I remember the end of 2017: blocks were full, and fees were crazy. Even back then, I felt like Bitcoin can't grow if it's too expensive to use. I'd
like to make much more transactions than I do now, but the price is too high. Who's going to accept Bitcoin as a payment if it costs too much to transfer it again? I just paid my VPN, which I could have done with Bitcoin, but I used Monero.
You're saying there may not be enough demand to fill 10 MB blocks. I'm saying the lack of demand may be because it's currently impractical to use. As they say: "fix the money, fix the world"!
And as I already said, I'm not arguing that a subtle block size increase will destroy the fee market competition completely. It's just not going to resolve the scalability issue.
Agreed. It's not a permanent fix. But it may give Bitcoin some space to grow until there's a better solution.
My concerns are more about what will happen in 20, 50, or 100 years from now.
How do you see Bitcoin in 20 years, if the majority of users can only "own" Bitcoin on a CEX or ETF?
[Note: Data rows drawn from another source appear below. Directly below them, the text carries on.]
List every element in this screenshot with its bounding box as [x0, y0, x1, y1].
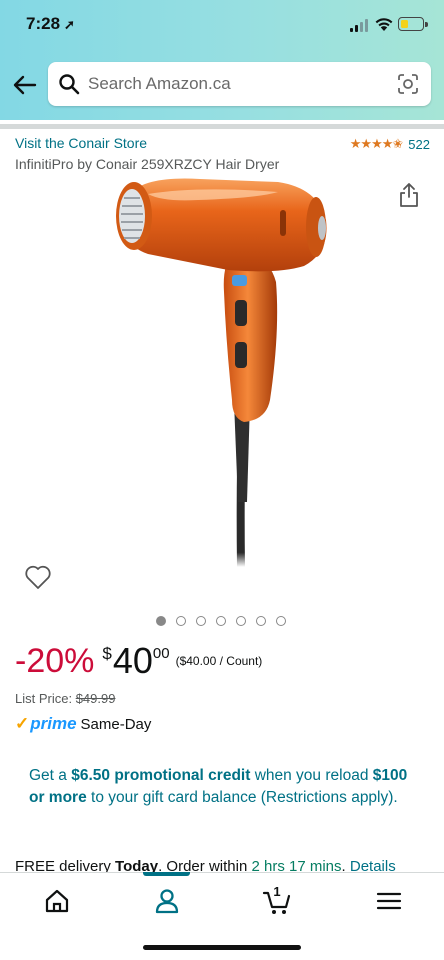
unit-price: ($40.00 / Count) [175, 654, 263, 668]
battery-icon [398, 17, 428, 31]
cart-button[interactable]: 1 [262, 884, 292, 915]
promo-text: when you reload [250, 767, 373, 784]
list-price: List Price: $49.99 [15, 691, 115, 706]
menu-icon[interactable] [374, 887, 404, 915]
price-currency: $ [102, 644, 112, 663]
bottom-nav: 1 [0, 872, 444, 960]
image-dot[interactable] [256, 616, 266, 626]
header-divider [0, 124, 444, 129]
price-whole: 40 [112, 640, 153, 681]
image-dot[interactable] [156, 616, 166, 626]
search-icon [59, 74, 80, 95]
image-dot[interactable] [236, 616, 246, 626]
discount-percent: -20% [15, 642, 95, 680]
wifi-icon [375, 18, 393, 31]
camera-icon[interactable] [397, 73, 419, 95]
cart-count: 1 [273, 884, 281, 899]
image-dot[interactable] [176, 616, 186, 626]
prime-sameday: Same-Day [80, 715, 152, 733]
promo-text: Get a [29, 767, 72, 784]
search-input[interactable] [88, 62, 378, 106]
price-row: -20% $ 40 00 ($40.00 / Count) [15, 640, 262, 686]
image-dot[interactable] [196, 616, 206, 626]
image-pagination[interactable] [156, 616, 286, 626]
back-button[interactable] [10, 70, 40, 100]
rating-summary[interactable]: ★★★★✬ 522 [350, 136, 430, 152]
list-price-label: List Price: [15, 691, 73, 706]
promo-credit-link[interactable]: Get a $6.50 promotional credit when you … [29, 765, 424, 809]
list-price-value: $49.99 [75, 691, 116, 706]
location-arrow-icon: ➚ [64, 17, 75, 32]
search-bar[interactable] [48, 62, 431, 106]
share-icon[interactable] [398, 182, 420, 208]
star-rating-icon: ★★★★✬ [349, 136, 404, 151]
product-image[interactable] [108, 172, 338, 592]
account-icon[interactable] [152, 887, 182, 915]
app-header: 7:28 ➚ [0, 0, 444, 120]
heart-icon[interactable] [24, 564, 52, 590]
price-fraction: 00 [152, 645, 170, 662]
prime-logo: prime [30, 714, 77, 733]
product-title: InfinitiPro by Conair 259XRZCY Hair Drye… [15, 156, 280, 172]
status-time-text: 7:28 [26, 14, 61, 33]
rating-count[interactable]: 522 [408, 137, 430, 152]
status-time: 7:28 ➚ [26, 14, 75, 34]
prime-badge: ✓ prime Same-Day [15, 714, 151, 734]
promo-text: to your gift card balance (Restrictions … [86, 789, 398, 806]
image-dot[interactable] [276, 616, 286, 626]
prime-check-icon: ✓ [15, 714, 30, 733]
nav-active-indicator [143, 872, 190, 876]
home-icon[interactable] [42, 887, 72, 915]
image-dot[interactable] [216, 616, 226, 626]
home-indicator[interactable] [143, 945, 301, 950]
store-link[interactable]: Visit the Conair Store [15, 135, 147, 151]
cellular-signal-icon [350, 19, 370, 32]
back-arrow-icon [13, 75, 37, 95]
promo-credit-amount: $6.50 promotional credit [71, 767, 251, 784]
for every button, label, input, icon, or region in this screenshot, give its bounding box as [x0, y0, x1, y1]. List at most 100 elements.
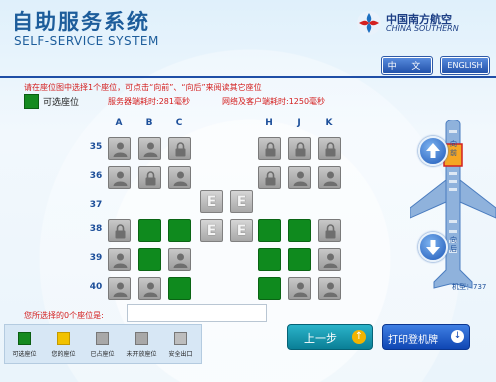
up-arrow-icon: ↑ — [352, 330, 366, 344]
lock-icon — [175, 142, 186, 157]
plane-overview: 向前 向后 — [410, 120, 496, 295]
english-language-button[interactable]: ENGLISH — [440, 56, 490, 75]
exit-icon: E — [236, 222, 247, 239]
previous-step-button[interactable]: 上一步 ↑ — [287, 324, 373, 350]
person-icon — [293, 171, 308, 186]
forward-label: 向前 — [450, 140, 457, 157]
person-icon — [113, 282, 128, 297]
selected-seats-field — [127, 304, 267, 322]
lock-icon — [295, 142, 306, 157]
seat-available[interactable] — [138, 248, 161, 271]
backward-button[interactable] — [418, 232, 448, 262]
print-boarding-pass-button[interactable]: 打印登机牌 ↓ — [382, 324, 470, 350]
seat-selection-screen: 自助服务系统 SELF-SERVICE SYSTEM 中国南方航空 CHINA … — [0, 0, 496, 382]
legend-your-seat-label: 您的座位 — [51, 351, 76, 358]
row-number: 39 — [89, 253, 103, 263]
locked-seat-icon — [135, 332, 148, 345]
seat-available[interactable] — [168, 219, 191, 242]
seat-occupied — [318, 166, 341, 189]
seat-available[interactable] — [288, 248, 311, 271]
forward-button[interactable] — [418, 136, 448, 166]
backward-label: 向后 — [450, 236, 457, 253]
system-title: 自助服务系统 — [12, 10, 150, 34]
seat-occupied — [108, 277, 131, 300]
person-icon — [173, 171, 188, 186]
row-number: 35 — [89, 142, 103, 152]
legend-occupied: 已占座位 — [83, 325, 122, 363]
your-seat-icon — [57, 332, 70, 345]
person-icon — [143, 282, 158, 297]
column-label: J — [297, 118, 301, 128]
legend-exit: 安全出口 — [161, 325, 200, 363]
exit-marker: E — [200, 219, 223, 242]
instruction-text: 请在座位图中选择1个座位，可点击“向前”、“向后”来阅读其它座位 — [24, 83, 262, 92]
row-number: 37 — [89, 200, 103, 210]
legend-available: 可选座位 — [5, 325, 44, 363]
available-seat-icon — [18, 332, 31, 345]
seat-occupied — [168, 248, 191, 271]
legend-occupied-label: 已占座位 — [90, 351, 115, 358]
seat-available[interactable] — [258, 277, 281, 300]
exit-marker: E — [230, 190, 253, 213]
available-seat-swatch — [24, 94, 39, 109]
exit-marker: E — [230, 219, 253, 242]
exit-icon: E — [236, 193, 247, 210]
person-icon — [293, 282, 308, 297]
seat-locked — [258, 137, 281, 160]
down-arrow-icon — [426, 240, 440, 255]
row-number: 38 — [89, 224, 103, 234]
person-icon — [113, 142, 128, 157]
lock-icon — [325, 224, 336, 239]
up-arrow-icon — [426, 143, 440, 158]
column-label: K — [325, 118, 333, 128]
seat-occupied — [108, 248, 131, 271]
seat-occupied — [108, 166, 131, 189]
seat-occupied — [288, 277, 311, 300]
seat-legend: 可选座位 您的座位 已占座位 未开放座位 安全出口 — [4, 324, 202, 364]
legend-unavailable-label: 未开放座位 — [126, 351, 157, 358]
aircraft-model: 机型：737 — [452, 283, 487, 291]
header-divider — [0, 76, 496, 78]
seat-available[interactable] — [168, 277, 191, 300]
person-icon — [323, 253, 338, 268]
seat-occupied — [288, 166, 311, 189]
seat-occupied — [318, 248, 341, 271]
exit-icon: E — [206, 193, 217, 210]
exit-icon: E — [206, 222, 217, 239]
seat-locked — [318, 137, 341, 160]
system-subtitle: SELF-SERVICE SYSTEM — [14, 34, 159, 48]
lock-icon — [115, 224, 126, 239]
seat-locked — [288, 137, 311, 160]
person-icon — [113, 253, 128, 268]
legend-unavailable: 未开放座位 — [122, 325, 161, 363]
seat-locked — [168, 137, 191, 160]
row-number: 40 — [89, 282, 103, 292]
seat-available[interactable] — [258, 248, 281, 271]
seat-occupied — [138, 277, 161, 300]
available-legend-label: 可选座位 — [43, 98, 80, 108]
column-label: C — [175, 118, 183, 128]
seat-locked — [258, 166, 281, 189]
seat-occupied — [108, 137, 131, 160]
logo-text-en: CHINA SOUTHERN — [386, 24, 459, 33]
header: 自助服务系统 SELF-SERVICE SYSTEM 中国南方航空 CHINA … — [0, 0, 496, 52]
legend-exit-label: 安全出口 — [168, 351, 193, 358]
person-icon — [323, 282, 338, 297]
column-label: A — [115, 118, 123, 128]
row-number: 36 — [89, 171, 103, 181]
seat-occupied — [168, 166, 191, 189]
seat-available[interactable] — [138, 219, 161, 242]
server-time-text: 服务器端耗时:281毫秒 — [108, 97, 190, 106]
down-arrow-icon: ↓ — [451, 330, 464, 343]
previous-step-label: 上一步 — [304, 332, 337, 345]
chinese-language-button[interactable]: 中 文 — [381, 56, 433, 75]
legend-available-label: 可选座位 — [12, 351, 37, 358]
column-label: H — [265, 118, 273, 128]
seat-available[interactable] — [258, 219, 281, 242]
seat-occupied — [318, 277, 341, 300]
seat-locked — [108, 219, 131, 242]
print-boarding-pass-label: 打印登机牌 — [388, 335, 438, 346]
network-time-text: 网络及客户端耗时:1250毫秒 — [222, 97, 326, 106]
person-icon — [113, 171, 128, 186]
seat-available[interactable] — [288, 219, 311, 242]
This may sound a bit anti-Bitcoin, but after four years of exploring Bitcoin, I've come to an important conclusion: Bitcoin is not meant for buying coffee or conducting other low-value transactions, at least not on-chain. It represents the best monetary standard we can have, and using it for such purposes undervalues its true potential.
My worry goes deeper: can it be a monetary standard if it can't be used by normal people?
If you want a peer-to-peer cash system with low on-chain fees, excellent privacy, and a similar level of decentralization, then Monero is the ideal choice. It functions exactly as desired. Its dynamic block size is superior to any fixed size if your sole goal is to maximize the number of on-chain transactions.
I synced Monero's full blockchain a while back, and it's much more demanding on the system than Bitcoin's IBD, even though Monero is much smaller. If Monero would have more transactions than Bitcoin, I expect it to become impossible for home users to run their own node. I like Monero, but I don't think it can scale to many more transactions.
There is a more problematic math at work here, every time Bitcoin grows the amount guarded grows, with Bitcoin at 1 million there is 19 trillion in wealth there
The only "worry" is for the amount being transfered. That's the part that can be replaced in a 51% attack. There's no moment all 19 trillion is at risk at the same time.